The SHPFs directly address the need for efficient AWH in arid climates by combining high uptake at low RH with rapid and repeatable sorption–desorption cycles. KGM-induced porosity increases interfacial area and facilitates fast vapor transport, while the thermoresponsive HPC lowers the effective desorption temperature via hydrophilic–hydrophobic switching, enabling >70% water release in 10 minutes at only 60 °C. The polymer network immobilizes LiCl and prevents salt aggregation, maintaining kinetics and capacity over many cycles.

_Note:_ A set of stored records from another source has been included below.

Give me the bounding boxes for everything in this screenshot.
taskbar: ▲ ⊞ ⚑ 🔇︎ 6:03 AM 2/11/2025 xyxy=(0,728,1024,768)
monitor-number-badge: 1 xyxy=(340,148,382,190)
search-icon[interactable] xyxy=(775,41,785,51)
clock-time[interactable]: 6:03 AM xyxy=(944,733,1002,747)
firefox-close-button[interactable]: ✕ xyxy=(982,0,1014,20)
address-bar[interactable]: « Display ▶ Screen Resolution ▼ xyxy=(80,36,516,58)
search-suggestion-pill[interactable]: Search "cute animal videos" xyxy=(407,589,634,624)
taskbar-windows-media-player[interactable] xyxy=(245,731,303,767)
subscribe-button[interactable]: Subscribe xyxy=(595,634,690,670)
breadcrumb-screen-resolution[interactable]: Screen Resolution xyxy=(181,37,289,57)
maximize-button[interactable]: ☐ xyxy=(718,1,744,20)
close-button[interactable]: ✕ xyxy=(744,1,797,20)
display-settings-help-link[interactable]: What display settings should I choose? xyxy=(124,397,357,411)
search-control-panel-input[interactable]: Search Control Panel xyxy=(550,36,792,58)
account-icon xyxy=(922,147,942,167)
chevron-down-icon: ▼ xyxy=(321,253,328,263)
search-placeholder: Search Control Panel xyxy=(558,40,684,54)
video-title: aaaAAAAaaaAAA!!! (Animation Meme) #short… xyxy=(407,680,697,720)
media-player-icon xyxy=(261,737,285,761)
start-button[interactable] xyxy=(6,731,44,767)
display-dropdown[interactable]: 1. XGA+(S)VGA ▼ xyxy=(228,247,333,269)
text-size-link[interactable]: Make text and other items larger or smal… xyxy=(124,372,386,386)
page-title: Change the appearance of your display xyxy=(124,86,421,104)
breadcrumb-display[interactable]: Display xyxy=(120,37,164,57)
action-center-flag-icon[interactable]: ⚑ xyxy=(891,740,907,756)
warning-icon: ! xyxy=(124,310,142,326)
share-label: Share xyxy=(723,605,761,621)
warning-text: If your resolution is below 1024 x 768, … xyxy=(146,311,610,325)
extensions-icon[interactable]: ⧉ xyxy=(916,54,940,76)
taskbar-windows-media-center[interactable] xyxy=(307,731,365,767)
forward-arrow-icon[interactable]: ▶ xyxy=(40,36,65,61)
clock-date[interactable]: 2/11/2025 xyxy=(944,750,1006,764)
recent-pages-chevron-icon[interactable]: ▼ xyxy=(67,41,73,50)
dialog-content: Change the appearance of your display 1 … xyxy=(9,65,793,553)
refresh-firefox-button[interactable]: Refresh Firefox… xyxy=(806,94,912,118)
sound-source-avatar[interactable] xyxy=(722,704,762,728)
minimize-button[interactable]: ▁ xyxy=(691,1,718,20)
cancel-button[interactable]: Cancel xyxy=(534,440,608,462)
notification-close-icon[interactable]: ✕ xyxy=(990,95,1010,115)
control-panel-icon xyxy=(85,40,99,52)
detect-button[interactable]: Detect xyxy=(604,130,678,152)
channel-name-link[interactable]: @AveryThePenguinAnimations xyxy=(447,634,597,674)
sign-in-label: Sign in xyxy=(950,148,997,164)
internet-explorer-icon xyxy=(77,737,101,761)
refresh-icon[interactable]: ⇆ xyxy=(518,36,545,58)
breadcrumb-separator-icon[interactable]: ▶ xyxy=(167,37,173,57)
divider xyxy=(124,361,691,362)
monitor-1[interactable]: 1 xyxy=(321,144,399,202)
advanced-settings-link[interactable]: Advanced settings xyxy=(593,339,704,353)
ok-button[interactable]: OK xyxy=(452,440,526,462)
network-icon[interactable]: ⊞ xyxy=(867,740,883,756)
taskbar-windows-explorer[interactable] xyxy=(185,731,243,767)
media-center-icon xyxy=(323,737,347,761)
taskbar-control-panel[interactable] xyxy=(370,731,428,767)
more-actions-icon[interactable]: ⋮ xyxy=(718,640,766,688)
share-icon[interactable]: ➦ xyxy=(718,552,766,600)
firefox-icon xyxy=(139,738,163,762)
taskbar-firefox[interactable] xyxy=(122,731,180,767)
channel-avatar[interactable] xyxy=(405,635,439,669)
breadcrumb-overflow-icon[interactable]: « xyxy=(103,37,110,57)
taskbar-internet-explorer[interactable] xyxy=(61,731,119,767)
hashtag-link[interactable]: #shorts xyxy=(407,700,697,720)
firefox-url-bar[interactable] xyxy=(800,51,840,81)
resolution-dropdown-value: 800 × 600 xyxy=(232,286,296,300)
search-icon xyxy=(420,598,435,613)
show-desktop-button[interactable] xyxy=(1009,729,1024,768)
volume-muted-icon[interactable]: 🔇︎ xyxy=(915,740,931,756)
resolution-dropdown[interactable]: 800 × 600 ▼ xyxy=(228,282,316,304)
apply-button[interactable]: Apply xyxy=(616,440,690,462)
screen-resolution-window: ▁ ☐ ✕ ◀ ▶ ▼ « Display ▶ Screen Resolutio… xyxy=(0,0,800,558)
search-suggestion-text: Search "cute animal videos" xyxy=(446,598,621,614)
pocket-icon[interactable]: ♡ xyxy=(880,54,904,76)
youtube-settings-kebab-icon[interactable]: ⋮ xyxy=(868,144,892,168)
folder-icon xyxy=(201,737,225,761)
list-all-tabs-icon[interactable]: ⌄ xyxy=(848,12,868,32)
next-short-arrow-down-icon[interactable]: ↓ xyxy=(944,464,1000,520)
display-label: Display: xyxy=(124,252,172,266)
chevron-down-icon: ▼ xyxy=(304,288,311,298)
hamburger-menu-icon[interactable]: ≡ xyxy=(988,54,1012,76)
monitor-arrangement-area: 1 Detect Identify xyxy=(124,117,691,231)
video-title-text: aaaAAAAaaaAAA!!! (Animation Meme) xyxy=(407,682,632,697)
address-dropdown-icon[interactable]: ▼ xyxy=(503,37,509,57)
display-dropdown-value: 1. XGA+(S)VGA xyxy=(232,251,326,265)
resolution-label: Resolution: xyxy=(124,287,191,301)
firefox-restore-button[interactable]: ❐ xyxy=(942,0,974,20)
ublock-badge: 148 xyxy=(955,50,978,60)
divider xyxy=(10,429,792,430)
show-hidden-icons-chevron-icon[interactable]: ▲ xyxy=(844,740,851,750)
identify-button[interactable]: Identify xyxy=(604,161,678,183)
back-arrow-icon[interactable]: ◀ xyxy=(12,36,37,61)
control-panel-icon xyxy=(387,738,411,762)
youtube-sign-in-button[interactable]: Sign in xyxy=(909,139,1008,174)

The resulting daily water yields (up to 13.3 L kg^-1 at 30% RH) and high water collection efficiency indicate strong potential for practical implementation. The thin-film format suggests that multilayer sorbent beds or vertical arrays could further boost areal productivity and device compactness. Overall, the materials system provides a scalable, low-cost route to decentralized freshwater generation in water-stressed regions.

Conclusion

This work introduces super hygroscopic polymer films (SHPFs) comprising KGM, HPC, and LiCl that deliver high water uptake and rapid cycling under low RH conditions. The films leverage hierarchical porosity for fast sorption and HPC’s thermo-responsiveness for low-temperature desorption, achieving 14–24 cycles per day and daily water yields up to 13.3 L kg^-1. The simple, scalable casting process and sustainable, inexpensive components highlight a practical pathway toward atmospheric water harvesting in arid environments. Future directions include engineering multilayered or vertically stacked sorbent architectures to increase areal productivity, optimizing polymer composition and thickness for specific climates, integrating passive or solar-driven heating for energy-efficient desorption, and long-term outdoor durability testing across diverse environmental conditions.